109
sezon başı ne güzel başlamıştı oysa. bir tarafta tüpçü'nün, guti'li, karizma'lı ,başında şuster olan uzay takımı. bir tarafta seramikçi'nin, koskoca reykart'lı, misimoviç, cana takviyeli büyük galatasaray'ı. ve bu iki takım adı derbi olan, bitime 4 maç kala oynanan maça çıkıyorlar. fenerbahçeli olanların bile ilgilenmediği bir derbi işte. derbiyi oynayan bizim takım, iki hocası kovulmuş, sonrasında hoca diye bir çapulcuya emanet edilmiş, başkanı derdest olmuş bir enkaz olarak inönü'ye çıkmış.
kale sırayla, bu sefer golü gelmiş olan kaleci, saçı tokalı, olanca sakin ve soğukkanlılığıyla geviş getiren aykut. serkan, zan, servet, çağlar savunması bugün bank asya liginde sıradan bir takımın savunması bile değil. bu savunmayla erkekse barcelona oynasın görelim. bülent hocam daha ne yapsın. yabancılar kapacağına varsın bizimkiler bölüşsün parsayı. ben olsam ben de onları oynatırım. pino'dan, cana'dan, insua'dan bana ne fayda var. yarın ihtiyarladığımda servet'in kapısını çalsa yardım etmez mi? eder, gökhan'da, serkan'da bu 45 senelik çömez abilerini açıkta bırakmazlar.
hepiniz bilirsiniz, mustafa sarp'ın düşmanıyım. ama hakkını vermem lazım, bu maçta seyrettiğim en iyi oyununu oynadı. kendisi futbolcu olmadığından, 2 senede ilk defa benim gözüme ancak kötü bir futbolcu olarak görünebildi. artık mustafa sarp'ın arkasındayım. oynatmazlar ya, oynatırlarsa son 3 maçını doya doya oynasın, benden helal olsun.
biri var ki yazık oldu. ayhan akman, o şampiyon olduğumuz sivas maçından sonraki en büyük futbolunu oynadı. benim babam komadaydı, gün sayıyorduk evde, birden dirildi bir günü çok sıhhatli geçirmişti. acaba ayhan'ınki de böyle bir diriliş maçı mı? babam ertesi gün öldü. golü yiyene kadar, hayranlıkla izledim kendisini, ama çok geç artık eski kaptan. bir önceki paragrafı işgal eden yaratık olmasaydı, inan ömrünü en az 2 sene daha uzatırdın bu takımda.

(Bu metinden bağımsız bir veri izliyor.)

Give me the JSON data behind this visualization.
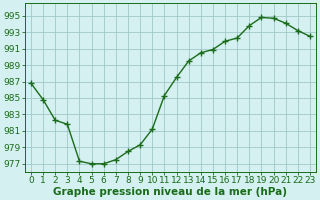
{
  "x": [
    0,
    1,
    2,
    3,
    4,
    5,
    6,
    7,
    8,
    9,
    10,
    11,
    12,
    13,
    14,
    15,
    16,
    17,
    18,
    19,
    20,
    21,
    22,
    23
  ],
  "y": [
    986.8,
    984.8,
    982.3,
    981.8,
    977.3,
    977.0,
    977.0,
    977.5,
    978.5,
    979.3,
    981.2,
    985.3,
    987.5,
    989.5,
    990.5,
    990.9,
    991.9,
    992.3,
    993.8,
    994.8,
    994.7,
    994.1,
    993.2,
    992.5
  ],
  "line_color": "#1a6b1a",
  "marker": "+",
  "background_color": "#d4f0f0",
  "grid_color": "#a0c8c8",
  "ylabel_ticks": [
    977,
    979,
    981,
    983,
    985,
    987,
    989,
    991,
    993,
    995
  ],
  "ylim": [
    976.0,
    996.5
  ],
  "xlim": [
    -0.5,
    23.5
  ],
  "xlabel": "Graphe pression niveau de la mer (hPa)",
  "xlabel_fontsize": 7.5,
  "tick_fontsize": 6.5,
  "line_width": 1.0,
  "marker_size": 4
}
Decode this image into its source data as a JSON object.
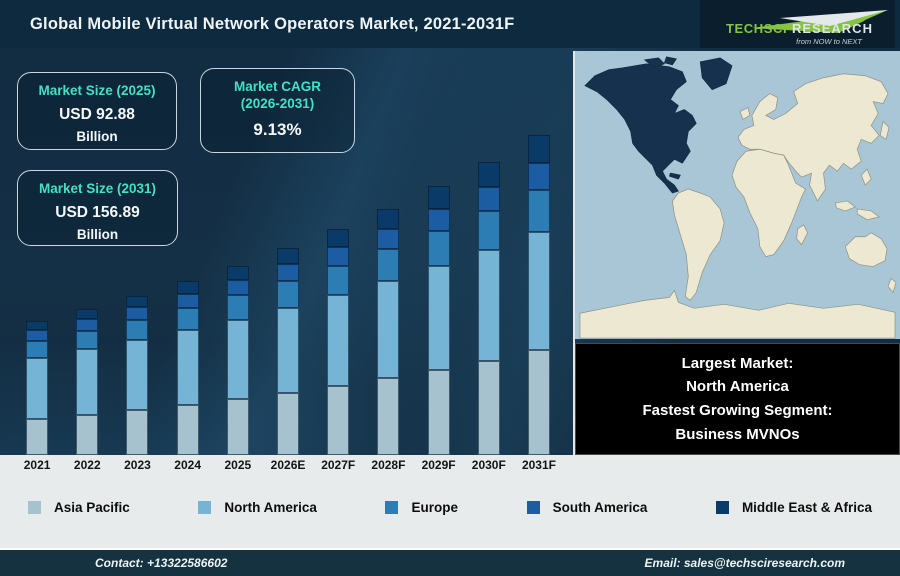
{
  "header": {
    "title": "Global Mobile Virtual Network Operators Market, 2021-2031F",
    "logo": {
      "name1": "TechSci",
      "name2": "Research",
      "tagline": "from NOW to NEXT"
    }
  },
  "info_boxes": {
    "size_2025": {
      "title": "Market Size (2025)",
      "value": "USD 92.88",
      "unit": "Billion"
    },
    "cagr": {
      "title_line1": "Market CAGR",
      "title_line2": "(2026-2031)",
      "value": "9.13%"
    },
    "size_2031": {
      "title": "Market Size (2031)",
      "value": "USD 156.89",
      "unit": "Billion"
    }
  },
  "highlight_box": {
    "line1": "Largest Market:",
    "line2": "North America",
    "line3": "Fastest Growing Segment:",
    "line4": "Business MVNOs"
  },
  "footer": {
    "contact": "Contact: +13322586602",
    "email": "Email: sales@techsciresearch.com"
  },
  "colors": {
    "accent_teal": "#44e0c4",
    "header_bg": "#0d2a3e",
    "footer_bg": "#14323f",
    "band_bg": "#e8ebec",
    "map_ocean": "#a9c6d6",
    "map_land": "#ece8d2",
    "map_highlight": "#16314d"
  },
  "chart_data": {
    "type": "bar",
    "stacked": true,
    "title": "Global Mobile Virtual Network Operators Market, 2021-2031F",
    "unit": "USD Billion",
    "legend_position": "bottom",
    "gridlines": false,
    "y_axis_visible": false,
    "categories": [
      "2021",
      "2022",
      "2023",
      "2024",
      "2025",
      "2026E",
      "2027F",
      "2028F",
      "2029F",
      "2030F",
      "2031F"
    ],
    "series": [
      {
        "name": "Asia Pacific",
        "color": "#a6c2cf",
        "values": [
          17.8,
          19.8,
          22.1,
          24.6,
          27.3,
          30.4,
          33.8,
          37.6,
          41.7,
          46.3,
          51.5
        ]
      },
      {
        "name": "North America",
        "color": "#76b4d6",
        "values": [
          29.9,
          32.0,
          34.2,
          36.6,
          39.1,
          41.8,
          44.6,
          47.6,
          50.8,
          54.2,
          57.7
        ]
      },
      {
        "name": "Europe",
        "color": "#2b7db4",
        "values": [
          8.3,
          9.1,
          9.9,
          10.9,
          12.0,
          13.1,
          14.4,
          15.8,
          17.3,
          19.0,
          20.9
        ]
      },
      {
        "name": "South America",
        "color": "#1c5ca3",
        "values": [
          5.3,
          5.8,
          6.4,
          7.0,
          7.6,
          8.4,
          9.2,
          10.0,
          11.0,
          12.0,
          13.2
        ]
      },
      {
        "name": "Middle East & Africa",
        "color": "#0a3a68",
        "values": [
          4.2,
          4.7,
          5.4,
          6.0,
          6.8,
          7.7,
          8.6,
          9.7,
          10.9,
          12.2,
          13.6
        ]
      }
    ],
    "totals": [
      65.5,
      71.4,
      78.0,
      85.1,
      92.88,
      101.4,
      110.6,
      120.7,
      131.7,
      143.7,
      156.89
    ]
  }
}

baros'u görür gibi oldum ben en uçta. futbolcudan çok sıçana benziyordu. 3 maç sonra olmayacak adam, topu ayağına sürmedi. ofsayt ve sarı kart krallığı bu kadar az oynamasına rağmen onun. oynayamayınca da pislik yüzü ortaya çıkıyor.
arda'ya acıyorum bu takımda. keşke iyileşmeseydi, şu takımda, içler acısı durumda insan nasıl top oynayabilir?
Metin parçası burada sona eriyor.